‘Esben And The Witch’ is a Danish fairy tale about a young boy who uses stealth and cunning to out-smart an evil old crone. As with all Scandinavian kids’ stories it’s dark, violent, and totally unsuitable for its target audience. Esben And The Witch, the band that take their name from that story, “think a lot of people think that [they] are better educated about fairytales and more enamoured than [they] actually are.”
So why mention it? Because old folk tales are proper weird. Also, because the band evoke the same sort of otherworldly, spooky feel as said tales, but through the medium of ethereal, noisy rock music. Their first album, ‘Violet Cries’, was mostly mentioned in the same breath as eighties hairspray enthusiasts such as The Cure and Sisters Of Mercy but, thankfully, for the environmentally minded, the follow-up is a lot less concerned with Goth grave robbing.
Opening with the ear-splitting, dripping-in-distortion ‘Iceland Spar’ (Goths never had a sense of humour; there’s your first clue something’s changed), ‘Wash The Sins Not Only The Face’ strikes out on its own to conjure up the similar haunted ruins, shower of bats capital-G Gothic that the old small-g goths did with theatrics and black-and-white horror film organs – but does it differently, and does it better.

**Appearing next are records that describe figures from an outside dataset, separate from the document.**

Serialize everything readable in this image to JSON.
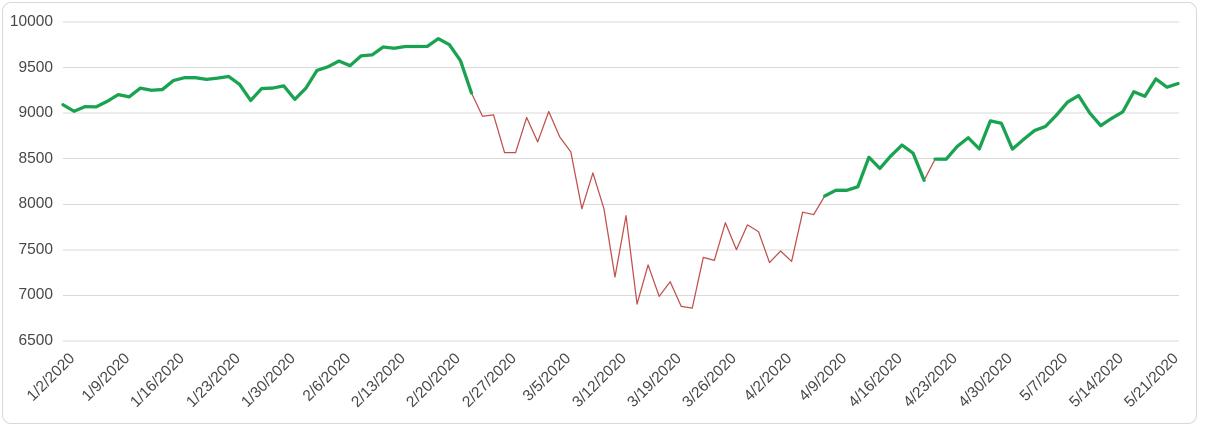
{
  "chart": {
    "background_color": "#FFFFFF",
    "border_color": "#D9D9D9",
    "gridline_color": "#D9D9D9",
    "axis_label_color": "#474747",
    "uptrend_color": "#19A351",
    "downtrend_color": "#C0504D"
  },
  "chart_data": {
    "type": "line",
    "title": "",
    "xlabel": "",
    "ylabel": "",
    "grid": true,
    "legend": false,
    "ylim": [
      6500,
      10000
    ],
    "ytick_interval": 500,
    "y_tick_labels": [
      "10000",
      "9500",
      "9000",
      "8500",
      "8000",
      "7500",
      "7000",
      "6500"
    ],
    "x_tick_step": 5,
    "x_tick_labels": [
      "1/2/2020",
      "1/9/2020",
      "1/16/2020",
      "1/23/2020",
      "1/30/2020",
      "2/6/2020",
      "2/13/2020",
      "2/20/2020",
      "2/27/2020",
      "3/5/2020",
      "3/12/2020",
      "3/19/2020",
      "3/26/2020",
      "4/2/2020",
      "4/9/2020",
      "4/16/2020",
      "4/23/2020",
      "4/30/2020",
      "5/7/2020",
      "5/14/2020",
      "5/21/2020"
    ],
    "dates": [
      "1/2/2020",
      "1/3/2020",
      "1/6/2020",
      "1/7/2020",
      "1/8/2020",
      "1/9/2020",
      "1/10/2020",
      "1/13/2020",
      "1/14/2020",
      "1/15/2020",
      "1/16/2020",
      "1/17/2020",
      "1/20/2020",
      "1/21/2020",
      "1/22/2020",
      "1/23/2020",
      "1/24/2020",
      "1/27/2020",
      "1/28/2020",
      "1/29/2020",
      "1/30/2020",
      "1/31/2020",
      "2/3/2020",
      "2/4/2020",
      "2/5/2020",
      "2/6/2020",
      "2/7/2020",
      "2/10/2020",
      "2/11/2020",
      "2/12/2020",
      "2/13/2020",
      "2/14/2020",
      "2/17/2020",
      "2/18/2020",
      "2/19/2020",
      "2/20/2020",
      "2/21/2020",
      "2/24/2020",
      "2/25/2020",
      "2/26/2020",
      "2/27/2020",
      "2/28/2020",
      "3/2/2020",
      "3/3/2020",
      "3/4/2020",
      "3/5/2020",
      "3/6/2020",
      "3/9/2020",
      "3/10/2020",
      "3/11/2020",
      "3/12/2020",
      "3/13/2020",
      "3/16/2020",
      "3/17/2020",
      "3/18/2020",
      "3/19/2020",
      "3/20/2020",
      "3/23/2020",
      "3/24/2020",
      "3/25/2020",
      "3/26/2020",
      "3/27/2020",
      "3/30/2020",
      "3/31/2020",
      "4/1/2020",
      "4/2/2020",
      "4/3/2020",
      "4/6/2020",
      "4/7/2020",
      "4/8/2020",
      "4/9/2020",
      "4/10/2020",
      "4/13/2020",
      "4/14/2020",
      "4/15/2020",
      "4/16/2020",
      "4/17/2020",
      "4/20/2020",
      "4/21/2020",
      "4/22/2020",
      "4/23/2020",
      "4/24/2020",
      "4/27/2020",
      "4/28/2020",
      "4/29/2020",
      "4/30/2020",
      "5/1/2020",
      "5/4/2020",
      "5/5/2020",
      "5/6/2020",
      "5/7/2020",
      "5/8/2020",
      "5/11/2020",
      "5/12/2020",
      "5/13/2020",
      "5/14/2020",
      "5/15/2020",
      "5/18/2020",
      "5/19/2020",
      "5/20/2020",
      "5/21/2020",
      "5/22/2020"
    ],
    "values": [
      9092.19,
      9020.77,
      9071.47,
      9068.58,
      9129.24,
      9203.43,
      9178.86,
      9273.93,
      9251.33,
      9258.7,
      9357.13,
      9388.94,
      9388.94,
      9370.81,
      9383.77,
      9402.48,
      9314.91,
      9139.31,
      9269.68,
      9275.16,
      9298.93,
      9150.94,
      9273.4,
      9467.97,
      9508.68,
      9572.15,
      9520.51,
      9628.39,
      9638.94,
      9725.96,
      9711.97,
      9731.18,
      9731.18,
      9732.74,
      9817.18,
      9750.97,
      9576.59,
      9221.28,
      8965.61,
      8980.78,
      8566.48,
      8567.37,
      8952.17,
      8684.09,
      9018.09,
      8738.6,
      8575.62,
      7950.68,
      8344.25,
      7952.05,
      7201.8,
      7874.88,
      6904.59,
      7334.78,
      6989.84,
      7150.58,
      6879.52,
      6860.67,
      7417.86,
      7384.3,
      7797.54,
      7502.38,
      7774.15,
      7700.1,
      7360.58,
      7487.31,
      7373.08,
      7913.24,
      7887.26,
      8090.9,
      8153.58,
      8153.58,
      8192.42,
      8515.74,
      8393.18,
      8532.36,
      8650.14,
      8560.73,
      8263.23,
      8495.38,
      8494.75,
      8634.52,
      8730.16,
      8607.73,
      8914.71,
      8889.55,
      8604.95,
      8710.72,
      8809.12,
      8854.39,
      8979.66,
      9121.32,
      9192.34,
      9002.55,
      8863.17,
      8943.72,
      9014.56,
      9234.83,
      9185.1,
      9375.78,
      9284.88,
      9324.59
    ],
    "segments": [
      {
        "color": "green",
        "from": 0,
        "to": 37
      },
      {
        "color": "red",
        "from": 37,
        "to": 69
      },
      {
        "color": "green",
        "from": 69,
        "to": 78
      },
      {
        "color": "red",
        "from": 78,
        "to": 79
      },
      {
        "color": "green",
        "from": 79,
        "to": 101
      }
    ]
  }
}
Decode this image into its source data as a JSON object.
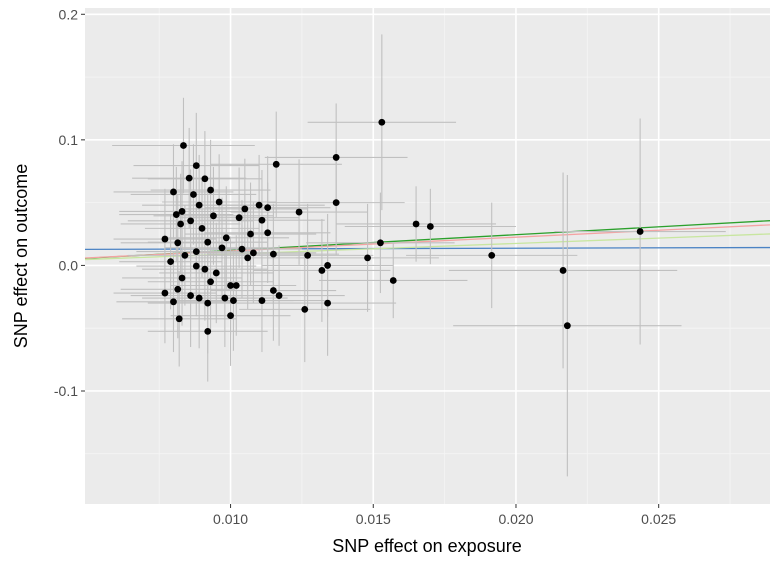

There’s the disorientating quiet-loud dynamics of that first track, the intermittent high-pitched keys phasing in and out of the studio on ‘Slow Wave’, the guitars that genuinely sound like piercing shrieks on ‘Despair’, the juddering synth line that fades between speakers like a restless spirit on the penultimate ‘The Fall Of Gloreita Mountain’. Throughout the record, the drumming is tribal, primal; the guitars are never without any number of unnatural effects; and Rachel Davies’ voice manages a less put-on, but no less potent, drama than Siousixe Sioux – or even a certain Ms Welch she’s forever being compared to.
It’s enough to pique the interest of Derek Acorah and his cronies. Bathed in a sort of auditory night vision, ‘Wash The Sins…’ is definitely ominous and creepy sounding, without it ever being a gruelling listening-experience. We’d be remiss to suggest that, since it’s quite the opposite – Esben And The Witch’s second LP is a thrilling, goosebump-raising collection of songs that will be in heavy rotation for the rest of the year (and beyond).